Helping Patients Manage Heart Failure

The Heart Failure Management team at BWH includes, from left, Rebecca White, Gilbert Mudge, Matthew Quin and Norma Osborn.
Thanks to the intensive outpatient care and education provided by Norma Osborn, NP, in conjunction with a cardiologist and a primary care physician, Ellamae Hendrix, 82, has been successfully managing her chronic heart failure without being admitted to the hospital.
Her last admission to BWH was more than two years ago, and that’s “good news,” says the patient, who knows how to take care of her heart because of Osborn’s teaching.
Heart failure is the most common reason patients are readmitted to Partners hospitals. To prevent readmission and improve patients’ quality of life, the Partners Heart Failure Management Program is ensuring these patients get the outpatient services and education they need.
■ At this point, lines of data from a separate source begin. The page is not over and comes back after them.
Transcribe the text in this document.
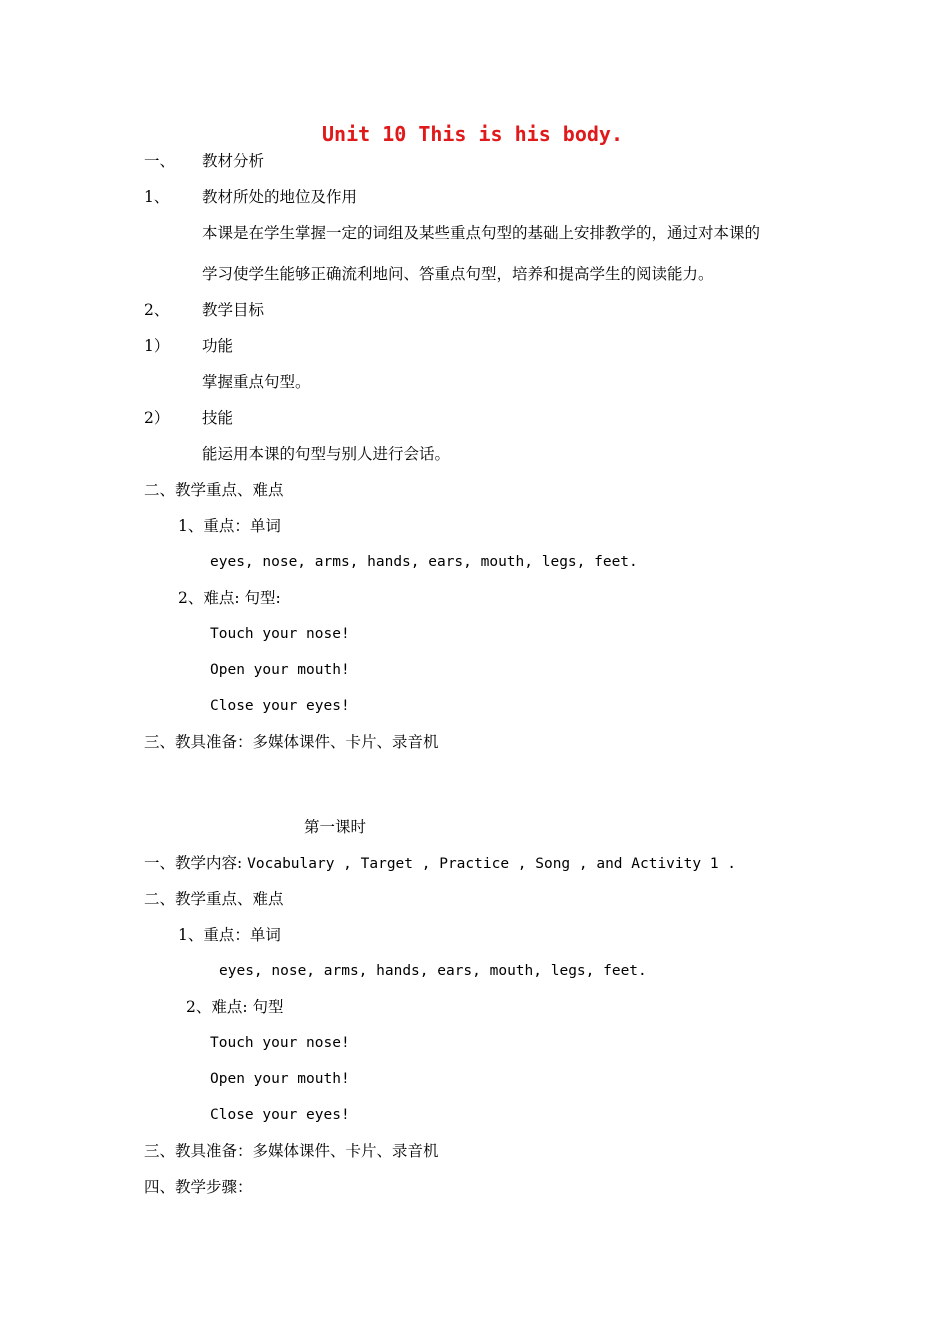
Unit 10 This is his body.
一、 教材分析
1、 教材所处的地位及作用
本课是在学生掌握一定的词组及某些重点句型的基础上安排教学的，通过对本课的
学习使学生能够正确流利地问、答重点句型，培养和提高学生的阅读能力。
2、 教学目标
1） 功能
掌握重点句型。
2） 技能
能运用本课的句型与别人进行会话。
二、教学重点、难点
1、重点：单词
eyes, nose, arms, hands, ears, mouth, legs, feet.
2、难点: 句型:
Touch your nose!
Open your mouth!
Close your eyes!
三、教具准备：多媒体课件、卡片、录音机
第一课时
一、教学内容: Vocabulary , Target , Practice , Song , and Activity 1 .
二、教学重点、难点
1、重点：单词
eyes, nose, arms, hands, ears, mouth, legs, feet.
2、难点: 句型
Touch your nose!
Open your mouth!
Close your eyes!
三、教具准备：多媒体课件、卡片、录音机
四、教学步骤：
“We’re very excited to have a dedicated group of people working towards maintaining the health of the heart failure population,” said program manager Matthew Quin, BSN, RN. “This program enables patients to enjoy a higher quality of life in the comfort of their own homes, unrestricted by multiple hospital stays.”
The program aims to identify the 2,600 heart failure patients discharged from Partners hospitals each year and connect them with appropriate outpatient follow up before they leave the hospital.
“Once a patient is discharged, it becomes substantially more difficult to identify them and connect them with the services they need to manage their care,” Quin said.
To achieve this goal, Rebecca White, MS, heart failure referral coordinator, scans the list of inpatients each morning, pulls the medical charts of those who may have heart failure and speaks to their physicians. If appropriate, White can connect patients with services such as a telephone health coach program, a telemonitoring program through Partners Home Care or follow up with Osborn.
Osborn collaborates with patients’ primary care providers and general cardiologists to manage heart failure for patients newly diagnosed with the disease, those who have had multiple heart failure-related admissions and those who need intensive monitoring or adjustments in medication dosage.
Educating patients is a major component of Osborn’s work. “Self care requires developing habits such as following a low-salt diet, limiting fluid intake and taking medications such as diuretics, beta blockers and ace inhibitors,” she said.
If a patient isn’t taking care of himself or herself, Osborn gets to the heart of the problem. “Part of my job as a nurse is to understand what patients’ lives are like and work with them to figure out how they can integrate good heart health self care activities into their daily routines,” she said.